O Sr. Presidente: — Para uma intervenção, tem a palavra o Sr. Deputado Francisco Louçã.
O Sr. Francisco Louçã (BE): — Sr. Presidente, o CDS-PP apresenta-nos um projecto de lei que pretende introduzir um novo capítulo no Código de Procedimento e de Processo Tributário, para incluir, nesse contexto, o princípio da arbitragem.
O princípio da arbitragem tem sido um grande sucesso no direito português, tem sido desenvolvido através de uma instituição nova, aplicada em Portugal — os julgados de paz —, e tem sido estendido a muitos princípios de intermediação em conflitos entre interesses privados.
A legislação portuguesa, no entanto, como bem sublinhou o Deputado Diogo Feio, tem tido o cuidado extremo de excluir do princípio da arbitragem ou da intermediação tudo o que sejam direitos indisponíveis, ou seja, aqueles que têm que ver com a soberania do Estado.
É certamente discutível se, no caso em que o CDS-PP nos faz esta proposta, se trata de direitos indisponíveis ou não. Admito a relevância do argumento aqui apresentado — trata-se de um contrato —, mas é certo, também, que tudo o que são benefícios fiscais é indisponível, no sentido em que é determinado em geral e não particularizável em relação a um determinado contribuinte.
Dito isto, o aspecto talvez mais importante da envolvente argumentativa do CDS é uma alusão ideológica que, curiosamente, foi recuperada e recapitulada pelo PSD.
Um texto do Sr. Deputado Diogo Feio, que justifica abundantemente este caminho, cita uma das autoridades do Direito Fiscal, em Portugal, o Professor Diogo Leite de Campos, em que este último nos convoca para «libertar o Direito Fiscal do poder do Estado».
O Deputado Hugo Velosa utilizou exactamente a mesma expressão: é preciso agora, num novo movimento de libertação, «libertar o Direito Fiscal do poder do Estado».
É claro que nem a mais extrema das imaginações pode explicar-nos o que seria o Direito Fiscal «libertado do poder do Estado». Sem Estado, o que seria o poder fiscal? Ora, é exactamente essa questão ideológica que estamos a debater aqui: saber se há uma tutela pública do Direito Fiscal; saber se há uma soberania da decisão do Estado, contestável, nos termos legais, por parte dos contribuintes. É isso que aqui é posto em causa.
Na verdade, se virmos bem a fundamentação do que se propõe no projecto de lei do CDS, verifica-se que, exactamente onde o princípio de arbitragem é mais útil — celeridade, redução da litigância —, nenhum desses objectivos é alcançado pelo que é proposto.

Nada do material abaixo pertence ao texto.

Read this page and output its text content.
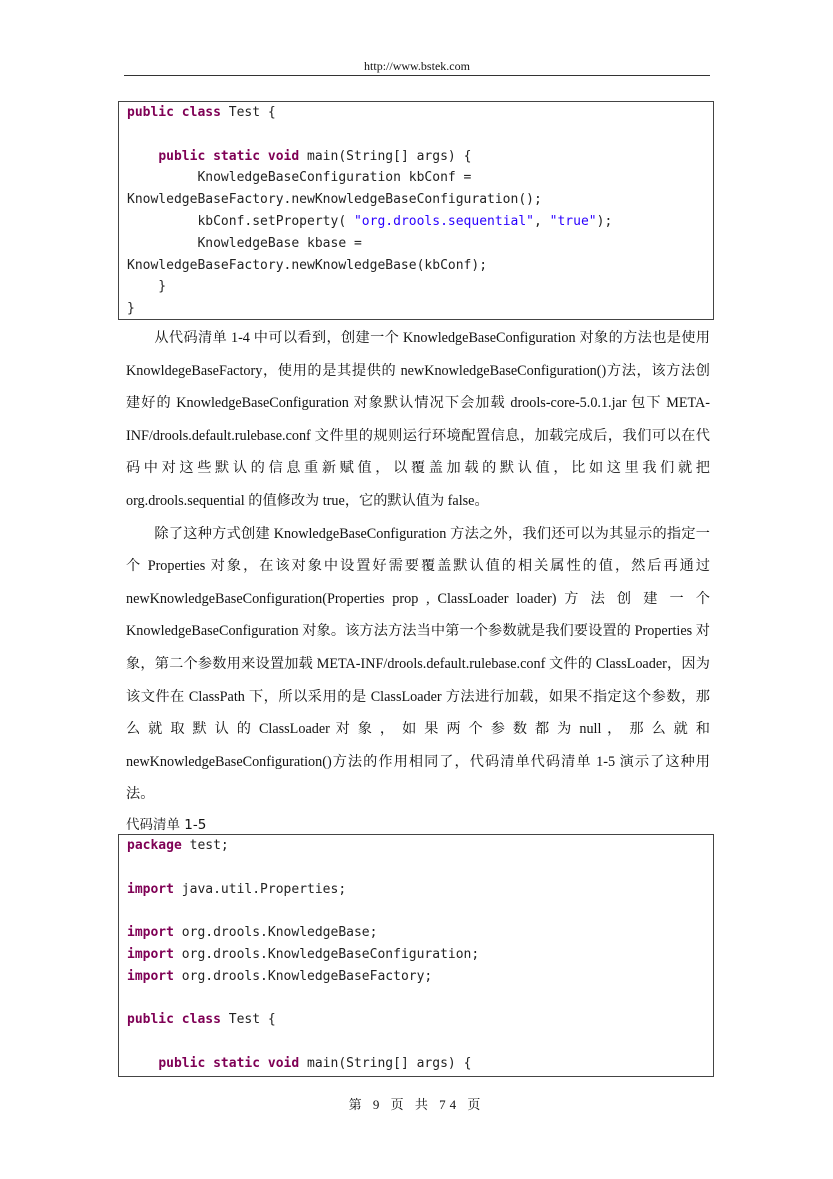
http://www.bstek.com
public class Test {

public static void main(String[] args) {
KnowledgeBaseConfiguration kbConf =
KnowledgeBaseFactory.newKnowledgeBaseConfiguration();
kbConf.setProperty( "org.drools.sequential", "true");
KnowledgeBase kbase =
KnowledgeBaseFactory.newKnowledgeBase(kbConf);
}
}

从代码清单 1-4 中可以看到，创建一个 KnowledgeBaseConfiguration 对象的方法也是使用 KnowldegeBaseFactory，使用的是其提供的 newKnowledgeBaseConfiguration()方法，该方法创建好的 KnowledgeBaseConfiguration 对象默认情况下会加载 drools-core-5.0.1.jar 包下 META-INF/drools.default.rulebase.conf 文件里的规则运行环境配置信息，加载完成后，我们可以在代码中对这些默认的信息重新赋值，以覆盖加载的默认值，比如这里我们就把 org.drools.sequential 的值修改为 true，它的默认值为 false。

除了这种方式创建 KnowledgeBaseConfiguration 方法之外，我们还可以为其显示的指定一个 Properties 对象，在该对象中设置好需要覆盖默认值的相关属性的值，然后再通过 newKnowledgeBaseConfiguration(Properties prop , ClassLoader loader) 方 法 创 建 一 个 KnowledgeBaseConfiguration 对象。该方法方法当中第一个参数就是我们要设置的 Properties 对象，第二个参数用来设置加载 META-INF/drools.default.rulebase.conf 文件的 ClassLoader，因为该文件在 ClassPath 下，所以采用的是 ClassLoader 方法进行加载，如果不指定这个参数，那 么 就 取 默 认 的 ClassLoader 对 象 ， 如 果 两 个 参 数 都 为 null ， 那 么 就 和 newKnowledgeBaseConfiguration()方法的作用相同了，代码清单代码清单 1-5 演示了这种用法。

代码清单 1-5
package test;

import java.util.Properties;

import org.drools.KnowledgeBase;
import org.drools.KnowledgeBaseConfiguration;
import org.drools.KnowledgeBaseFactory;

public class Test {

public static void main(String[] args) {
第 9 页 共 74 页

«Redução da litigância»?! Na verdade — e é-nos dito no próprio projecto de lei do CDS, e correctamente —
, os tribunais fiscais não têm muitos processos. 60% dos processos, diz-nos o projecto de lei, são de valor superior a 1 milhão de euros. Ou seja, quase todos, aproximadamente dois terços, são de valores elevadíssimos.
Por que é assim? Porque a litigância do pequeno contribuinte não chega aos tribunais.
Aí, sim, compreender-se-ia que teria sentido e importância fazer aceder a uma nova capacidade, a um novo poder, dando ao contribuinte, que não tem força nem recursos para chegar a um tribunal, a capacidade de utilizar, então, este tipo de intermediação. Mas não é disso que se trata. Trata-se de benefícios fiscais, ou investimento, que são contratualizados.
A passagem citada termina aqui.